À partir de l’an – 50 000, les villages
commencèrent à se regrouper pour former des seigneuries. Le but était de
permettre à chaque société Alfide de posséder un organe capable d’organiser les
récoltes, la chasse et la défense de chaque bourgade. Le seigneur faisait en
sorte que les fruits du labeur de la journée soient partagés de manière
équitable afin d’éviter les gaspillages et que personne ne soit lésé, meilleur
moyen d’éviter les conflits. Élus par les habitants de leurs bourgades, les
chefs de villages désignaient eux-mêmes les seigneurs qui dirigeraient la
contrée. Le choix de ces autorités se faisait systématiquement après la mort ou
l’abdication du suzerain en place.
Ce fut durant cette période que les
vêtements évoluèrent. Des vêtements qui avaient une place très importante et
qui faisaient office d’excellents substituts pour leur faible pilosité
corporelle. Si durant la fin de leur évolution de l’état de géants en Alfides,
ils portaient déjà des habits rudimentaires conçus à partir d’herbes, de
feuilles et de plantes, au fur et à mesure, ils se mirent à maîtriser la soie
qu’ils mélangèrent aux tissus végétaux pour se confectionner d’amples et
gracieuses tuniques à la fois légères sur la peau et pratiques pour le
déplacement dans les arbres ou en terrain forestier.

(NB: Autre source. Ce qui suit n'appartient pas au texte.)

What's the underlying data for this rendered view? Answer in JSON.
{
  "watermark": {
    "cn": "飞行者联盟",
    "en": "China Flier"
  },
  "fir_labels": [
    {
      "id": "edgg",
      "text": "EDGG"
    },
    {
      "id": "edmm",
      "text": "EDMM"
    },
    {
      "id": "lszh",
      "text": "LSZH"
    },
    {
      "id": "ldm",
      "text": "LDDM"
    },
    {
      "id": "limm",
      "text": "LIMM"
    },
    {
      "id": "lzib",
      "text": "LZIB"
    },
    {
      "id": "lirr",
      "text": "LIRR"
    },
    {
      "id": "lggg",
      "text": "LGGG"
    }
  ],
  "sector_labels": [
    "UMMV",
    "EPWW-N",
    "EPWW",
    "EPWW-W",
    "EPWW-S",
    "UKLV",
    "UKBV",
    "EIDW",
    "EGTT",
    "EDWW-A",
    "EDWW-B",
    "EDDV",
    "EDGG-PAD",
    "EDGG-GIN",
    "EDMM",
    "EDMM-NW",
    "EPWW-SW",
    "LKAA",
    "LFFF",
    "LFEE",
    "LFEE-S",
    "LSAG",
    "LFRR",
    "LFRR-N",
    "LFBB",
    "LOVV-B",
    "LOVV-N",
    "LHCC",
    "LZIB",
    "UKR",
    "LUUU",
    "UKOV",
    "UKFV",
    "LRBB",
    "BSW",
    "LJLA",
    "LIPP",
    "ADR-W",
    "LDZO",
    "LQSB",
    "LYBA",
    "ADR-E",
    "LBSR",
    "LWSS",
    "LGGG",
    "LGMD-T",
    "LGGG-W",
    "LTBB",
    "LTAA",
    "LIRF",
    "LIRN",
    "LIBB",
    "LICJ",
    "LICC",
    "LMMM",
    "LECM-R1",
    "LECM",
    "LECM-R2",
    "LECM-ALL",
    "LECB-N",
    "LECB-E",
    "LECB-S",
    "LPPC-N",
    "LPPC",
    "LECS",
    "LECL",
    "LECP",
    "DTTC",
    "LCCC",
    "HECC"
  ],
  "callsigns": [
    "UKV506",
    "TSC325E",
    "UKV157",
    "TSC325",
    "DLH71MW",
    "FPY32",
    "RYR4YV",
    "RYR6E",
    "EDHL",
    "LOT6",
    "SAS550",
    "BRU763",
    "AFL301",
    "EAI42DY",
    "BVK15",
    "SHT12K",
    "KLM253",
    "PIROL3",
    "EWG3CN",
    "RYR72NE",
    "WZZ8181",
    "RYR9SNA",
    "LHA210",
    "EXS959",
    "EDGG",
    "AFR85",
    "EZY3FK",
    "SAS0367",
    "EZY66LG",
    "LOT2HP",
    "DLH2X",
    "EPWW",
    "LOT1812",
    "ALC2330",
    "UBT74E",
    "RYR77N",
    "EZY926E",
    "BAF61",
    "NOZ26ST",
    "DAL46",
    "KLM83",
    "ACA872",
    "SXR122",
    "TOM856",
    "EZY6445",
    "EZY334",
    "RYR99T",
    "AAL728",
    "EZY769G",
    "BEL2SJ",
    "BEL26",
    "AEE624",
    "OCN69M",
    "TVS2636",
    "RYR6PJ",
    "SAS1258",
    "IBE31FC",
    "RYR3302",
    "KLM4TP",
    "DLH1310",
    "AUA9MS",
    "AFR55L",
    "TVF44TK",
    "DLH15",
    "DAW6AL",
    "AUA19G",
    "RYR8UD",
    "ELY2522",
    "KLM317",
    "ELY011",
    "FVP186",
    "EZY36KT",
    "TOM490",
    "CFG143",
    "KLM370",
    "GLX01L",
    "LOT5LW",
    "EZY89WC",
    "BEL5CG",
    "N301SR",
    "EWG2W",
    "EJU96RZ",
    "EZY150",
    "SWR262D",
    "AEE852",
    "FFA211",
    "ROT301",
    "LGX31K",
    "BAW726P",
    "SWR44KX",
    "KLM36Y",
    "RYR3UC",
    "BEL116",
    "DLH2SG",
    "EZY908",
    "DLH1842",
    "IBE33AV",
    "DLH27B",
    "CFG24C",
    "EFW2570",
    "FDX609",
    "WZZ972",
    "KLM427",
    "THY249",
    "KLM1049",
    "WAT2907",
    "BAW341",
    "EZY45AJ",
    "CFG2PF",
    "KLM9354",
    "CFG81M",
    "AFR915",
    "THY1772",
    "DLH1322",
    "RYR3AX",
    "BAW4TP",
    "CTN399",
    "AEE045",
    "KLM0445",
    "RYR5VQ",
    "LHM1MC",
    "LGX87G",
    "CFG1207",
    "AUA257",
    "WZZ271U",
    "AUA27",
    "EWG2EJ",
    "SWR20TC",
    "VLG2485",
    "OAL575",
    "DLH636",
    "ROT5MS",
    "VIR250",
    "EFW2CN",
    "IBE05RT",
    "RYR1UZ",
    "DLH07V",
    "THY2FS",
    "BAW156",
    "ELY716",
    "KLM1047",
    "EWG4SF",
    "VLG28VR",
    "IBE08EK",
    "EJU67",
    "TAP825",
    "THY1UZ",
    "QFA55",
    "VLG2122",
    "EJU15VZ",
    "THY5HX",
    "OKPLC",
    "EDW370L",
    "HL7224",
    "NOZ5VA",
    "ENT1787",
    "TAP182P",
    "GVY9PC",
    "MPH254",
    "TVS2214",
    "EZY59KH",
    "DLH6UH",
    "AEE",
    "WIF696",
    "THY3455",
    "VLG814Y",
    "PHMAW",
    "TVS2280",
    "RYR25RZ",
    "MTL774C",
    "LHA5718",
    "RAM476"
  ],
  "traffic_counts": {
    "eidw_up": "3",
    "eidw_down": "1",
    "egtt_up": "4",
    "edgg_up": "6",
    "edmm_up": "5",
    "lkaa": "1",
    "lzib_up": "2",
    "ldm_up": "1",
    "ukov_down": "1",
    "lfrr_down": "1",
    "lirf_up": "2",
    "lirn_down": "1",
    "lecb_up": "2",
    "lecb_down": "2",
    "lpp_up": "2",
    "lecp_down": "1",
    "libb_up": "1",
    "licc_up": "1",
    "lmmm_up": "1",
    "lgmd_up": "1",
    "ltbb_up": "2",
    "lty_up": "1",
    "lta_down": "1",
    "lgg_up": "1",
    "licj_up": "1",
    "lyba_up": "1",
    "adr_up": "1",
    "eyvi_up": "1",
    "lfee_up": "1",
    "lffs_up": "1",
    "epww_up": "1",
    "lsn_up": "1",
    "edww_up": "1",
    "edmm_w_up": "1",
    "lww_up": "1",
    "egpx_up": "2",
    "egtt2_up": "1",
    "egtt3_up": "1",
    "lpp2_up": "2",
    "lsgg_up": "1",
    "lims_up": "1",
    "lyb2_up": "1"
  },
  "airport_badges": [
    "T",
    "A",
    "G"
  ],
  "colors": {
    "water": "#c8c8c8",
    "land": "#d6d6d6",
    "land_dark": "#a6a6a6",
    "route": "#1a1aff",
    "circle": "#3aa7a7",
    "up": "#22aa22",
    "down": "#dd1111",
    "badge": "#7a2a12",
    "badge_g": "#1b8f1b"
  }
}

Puis, en – 10 000, dans un souci d’unifier
la société Alfide, les seigneuries se regroupèrent pour former des royaumes.
Ceux-ci étaient délimités géographiquement par les montagnes, les forêts ou les
fleuves. Ainsi naquirent les régions actuelles de Bormavie, Saldanie,
Langronie... soit plus d’une centaine de contrées réparties à travers tout le
versant ouest du continent. Les rois étaient élus par les seigneurs dès le
décès ou l’abdication du précédent. Cette façon de procéder permit aux Alfides
de maintenir l’équilibre de leur société et d’éviter le déclenchement de
guerres fratricides absurdes.
Malgré l’absence de notions belliqueuses
pour ce peuple pacifiste qui avait banni l’envie, la jalousie et la convoitise
de son vocabulaire, les Alfides n’étaient pas exempts de tout conflit. S’ils ne
se faisaient pas la guerre entre eux, en revanche, ils étaient souvent
confrontés à leurs homologues plus agressifs et moins civilisés : les Humains.
Dotés d’un physique moins élégant, d’un
visage ingrat et grossier, les Humains étaient moins avancés culturellement et
complètement profanes technologiquement. Outre leur manque de connaissances,
ils se distinguaient surtout des Alfides par leur comportement agressif et
primitif. De plus, ils étaient très jaloux et envieux, à la fois de leurs
lointains cousins et de leurs propres congénères.
Pourvus d’une forte pilosité, ces êtres
massifs et trapus étaient musculairement plus robustes, mais beaucoup moins
athlétiques que leurs délicats cousins. S’ils étaient capables de porter des
charges très lourdes, leur dextérité, quant à elle, était moins gracieuse et
leurs gestes moins précis. À la différence du physique bréviligne des mâles,
celui des femelles demeurait plus gracile et raffiné. Pour exprimer tout leur
intérêt envers leurs paires féminines, les hommes ne manquaient jamais de faire
étalage de leurs plus courtoises mufleries.
Si leur longévité était amplement plus
faible que celle d’un Alfide, en revanche, ils se reproduisaient très vite.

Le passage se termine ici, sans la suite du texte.